Our universally held misconception that eggs are fragile, like so many others in our engineered world, comes from the fact that domestic chickens have been selectively bred to produce larger and larger eggs.

In fact, your average domesticated chicken egg today is two to three times larger than that of its original ancestor, jungle fowl native to Southeast Asia and India. But since the amount of shell material a chicken produces hasn’t increased over time, it gets stretched thinner and thinner over the increased mass of yolk and albumen (egg white), resulting in the fragile shell we’ve all quietly cursed when one breaks in the egg carton on the way home from the store.

Eggs in our faces

Harold McGee points out in his book On Food and Cooking that eggs, like their plant-based equivalents, seeds, along with milk are among the most nutritious foods on earth for one reason. They are all intended to be food and support developing life forms – the chick embryo, the young seedling and the calf, respectively – until they are able to find other nourishment and sustain themselves.

Given their high nutritional value, it’s a bit surprising that we have no records of eggs being eaten in the western world until Roman times.
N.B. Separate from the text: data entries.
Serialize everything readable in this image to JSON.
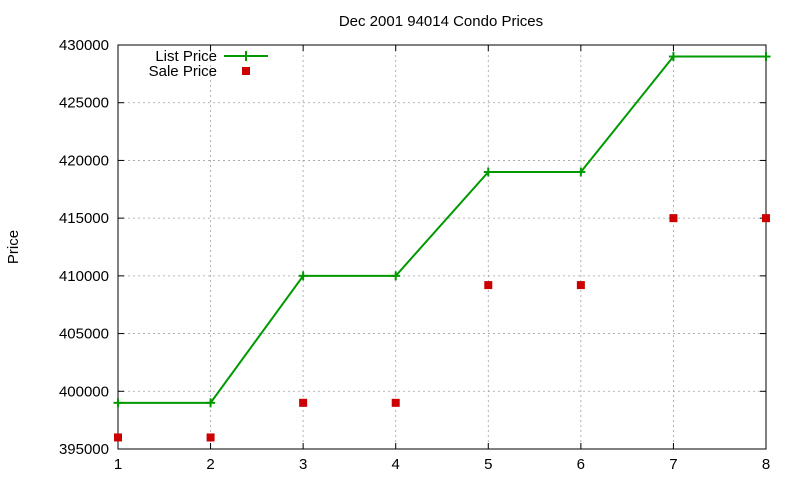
{
  "chart_data": {
    "type": "line",
    "title": "Dec 2001 94014 Condo Prices",
    "xlabel": "",
    "ylabel": "Price",
    "x": [
      1,
      2,
      3,
      4,
      5,
      6,
      7,
      8
    ],
    "xlim": [
      1,
      8
    ],
    "ylim": [
      395000,
      430000
    ],
    "xticks": [
      "1",
      "2",
      "3",
      "4",
      "5",
      "6",
      "7",
      "8"
    ],
    "yticks": [
      "395000",
      "400000",
      "405000",
      "410000",
      "415000",
      "420000",
      "425000",
      "430000"
    ],
    "grid": true,
    "legend_position": "top-left",
    "series": [
      {
        "name": "List Price",
        "style": "linespoints",
        "marker": "plus",
        "color": "#009900",
        "values": [
          399000,
          399000,
          410000,
          410000,
          419000,
          419000,
          429000,
          429000
        ]
      },
      {
        "name": "Sale Price",
        "style": "points",
        "marker": "square",
        "color": "#cc0000",
        "values": [
          396000,
          396000,
          399000,
          399000,
          409200,
          409200,
          415000,
          415000
        ]
      }
    ]
  }
}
Until then the main "chicken" of interest was the cock, for sacrifices to gods, for divination and for cockfights (the name of the arena, cockpit, continues to designate a centre of power and control). Kind of unfair, I’d say, given that hens by comparison seem like superbeings, using a reproductive effort to produce eggs that is 100 times greater than that of humans to produce a baby.

When it comes to chemistry, the minute an egg leaves a hen it begins to transform in ways that aren’t so great for cooks. The acidity/alkalinity both in the yolk and the "white" changes. The amount of "thick" egg white decreases while the "thin" egg white increases, which makes for a runnier egg – one more likely to suffer a broken yolk when you try to flip it in the frying pan. And you thought it was all your fault, when you might just have old eggs.

You should try to use up eggs as quickly as you can. While they deteriorate quickly at room temperature, they do age even under refrigeration, and can absorb fridge odours through their shells, especially if they aren’t kept in the egg carton.

Try the freshest eggs and milk you can in this high-octane 2000-year-old Roman recipe from McGee’s book and you’ll be able to ski or board all day:

Egg-cake made with milk

Take four eggs, a half pint of milk, a cup of oil and so mix them that they make one body (I warned you – this is an ancient Roman recipe). Throw a little oil into a thin pan, make it boil, then pour in your preparation. When it has cooked on one side, turn it onto a dish, moisten with honey, sprinkle with pepper and serve.

Glenda Bartosh is an award-winning freelance writer who prefers things over-easy.